21. Yüzyıl, “asimetrik savaş çağı”nı başlattı. Burnumuzun dibinde
olanı biteni anlayacak durumda değiliz. Haber bültenlerinde
“DEAŞ'ın başkentini teröristlerden arındırmak için...” diye
başlayan cümleler duyuyoruz düzenli olarak. Lütfen dikkat buyurun.
Bir terör örgütünün başkentinden bahsediyoruz.
El Bab'ı DEAŞ'tan arındırmak için TSK “Fırat Kalkanı” operasyonu
ile Suriye'de.
Biz, ülkemiz ile en uzun kara sınırına sahip olan Suriye'nin
içindeki karmaşayı yoğun göçler üzerinden maddi ve manevi olarak
derinden hissederken; dünya “başka bir yere” gitme hızına hız
katıyor.
Sınırımızdaki savaş, içimizdeki terör ve sürekli pompalanan yeni
bir darbe söylemi ile yılgınlığa düşüyoruz.
Gencinden yaşlısına her birimiz peki ama şimdi ne yapmalıyız diye
diye gönlümüzü yoruyoruz.
Her birimiz işimizi iyi yapmaktan mesulüz.

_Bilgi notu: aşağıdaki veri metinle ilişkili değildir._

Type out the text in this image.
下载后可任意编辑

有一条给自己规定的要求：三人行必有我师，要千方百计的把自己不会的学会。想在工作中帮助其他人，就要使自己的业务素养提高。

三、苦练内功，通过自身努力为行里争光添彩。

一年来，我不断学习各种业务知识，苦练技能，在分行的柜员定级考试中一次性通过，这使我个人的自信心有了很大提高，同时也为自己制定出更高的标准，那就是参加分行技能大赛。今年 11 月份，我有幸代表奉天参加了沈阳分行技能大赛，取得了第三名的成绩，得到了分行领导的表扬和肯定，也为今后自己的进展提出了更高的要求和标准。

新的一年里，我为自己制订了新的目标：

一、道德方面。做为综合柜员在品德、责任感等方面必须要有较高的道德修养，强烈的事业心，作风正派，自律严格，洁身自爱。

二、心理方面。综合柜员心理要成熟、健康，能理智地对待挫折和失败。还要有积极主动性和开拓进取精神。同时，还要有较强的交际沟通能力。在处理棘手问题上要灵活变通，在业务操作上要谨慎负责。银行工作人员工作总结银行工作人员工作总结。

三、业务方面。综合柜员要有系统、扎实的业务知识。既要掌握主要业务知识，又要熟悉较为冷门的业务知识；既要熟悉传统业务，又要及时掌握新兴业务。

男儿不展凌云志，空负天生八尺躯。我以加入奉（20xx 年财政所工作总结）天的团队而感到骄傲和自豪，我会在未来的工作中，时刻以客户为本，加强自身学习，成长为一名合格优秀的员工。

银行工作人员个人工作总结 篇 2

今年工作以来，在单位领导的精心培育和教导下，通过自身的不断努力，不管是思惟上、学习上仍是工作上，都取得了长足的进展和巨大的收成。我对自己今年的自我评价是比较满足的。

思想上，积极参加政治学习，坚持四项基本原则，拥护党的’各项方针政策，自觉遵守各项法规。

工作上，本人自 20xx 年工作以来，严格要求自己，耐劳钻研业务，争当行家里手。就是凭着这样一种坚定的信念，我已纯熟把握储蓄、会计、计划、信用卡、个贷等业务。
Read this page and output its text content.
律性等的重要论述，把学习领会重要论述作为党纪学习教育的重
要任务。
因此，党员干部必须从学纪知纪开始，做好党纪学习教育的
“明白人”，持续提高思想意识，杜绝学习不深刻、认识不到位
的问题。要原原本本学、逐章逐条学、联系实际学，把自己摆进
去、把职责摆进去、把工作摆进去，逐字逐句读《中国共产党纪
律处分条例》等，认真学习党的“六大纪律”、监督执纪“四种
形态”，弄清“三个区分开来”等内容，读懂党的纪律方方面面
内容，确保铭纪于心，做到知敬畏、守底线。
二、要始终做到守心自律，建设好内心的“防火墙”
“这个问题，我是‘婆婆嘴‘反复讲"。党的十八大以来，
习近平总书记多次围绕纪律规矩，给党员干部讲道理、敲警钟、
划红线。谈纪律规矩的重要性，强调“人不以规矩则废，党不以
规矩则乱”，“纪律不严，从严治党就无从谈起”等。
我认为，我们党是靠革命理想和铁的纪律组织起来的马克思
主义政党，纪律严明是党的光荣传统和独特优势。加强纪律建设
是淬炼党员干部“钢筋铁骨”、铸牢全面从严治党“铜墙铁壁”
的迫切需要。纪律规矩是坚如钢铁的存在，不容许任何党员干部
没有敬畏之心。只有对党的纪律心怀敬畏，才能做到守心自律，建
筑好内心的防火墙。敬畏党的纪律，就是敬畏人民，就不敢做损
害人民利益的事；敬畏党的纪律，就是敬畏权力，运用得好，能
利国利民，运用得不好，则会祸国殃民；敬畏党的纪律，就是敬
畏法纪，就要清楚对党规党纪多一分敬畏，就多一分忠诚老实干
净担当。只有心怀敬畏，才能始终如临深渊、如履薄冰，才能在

Bir sosyal bilimcinin işi de, yaşadığı çağın dilini topluma tercüme
etmektir.
Bu yazı için yaşadığımız çağı küresel edebiyatın çeviri dili
üzerinden okuyalım istiyorum.
Diyeceksiniz ki yukarıdaki uzun girizgahı niye yaptın? Had
bildirenler çoğunlukta. Onu yazdın niye bunu yazmadın, gündem bu
halde iken bu yazdığın da nedir diyenler sırada. Hal böyle olunca
kısacık bir köşe yazısına bile “uzun bir önsöz” ile başlamak zaruri
oluyor.
Ne diyordum...
19. Yüzyıl'da dünyanın dili Fransızca idi. 20. Yüzyıl'ın
Amerikanlaşma çağı olmasıyla birlikte dünyanın dili Fransızca'dan
İngilizce'ye kaydı. Aydınların dilinin Fransızca kelimelerle kendi
ulusal dillerini yamalı bohça haline getirişi sadece Tanzimat
romanında değil Rus romanında da alay konusudur. Tolstoy'un ve
Dostoyevski'nin yarım yamalak bir dil ile kendisine aydın imajı
oluşturmaya çalışan kahramanları ile alay eden romanlarını
hatırlayalım...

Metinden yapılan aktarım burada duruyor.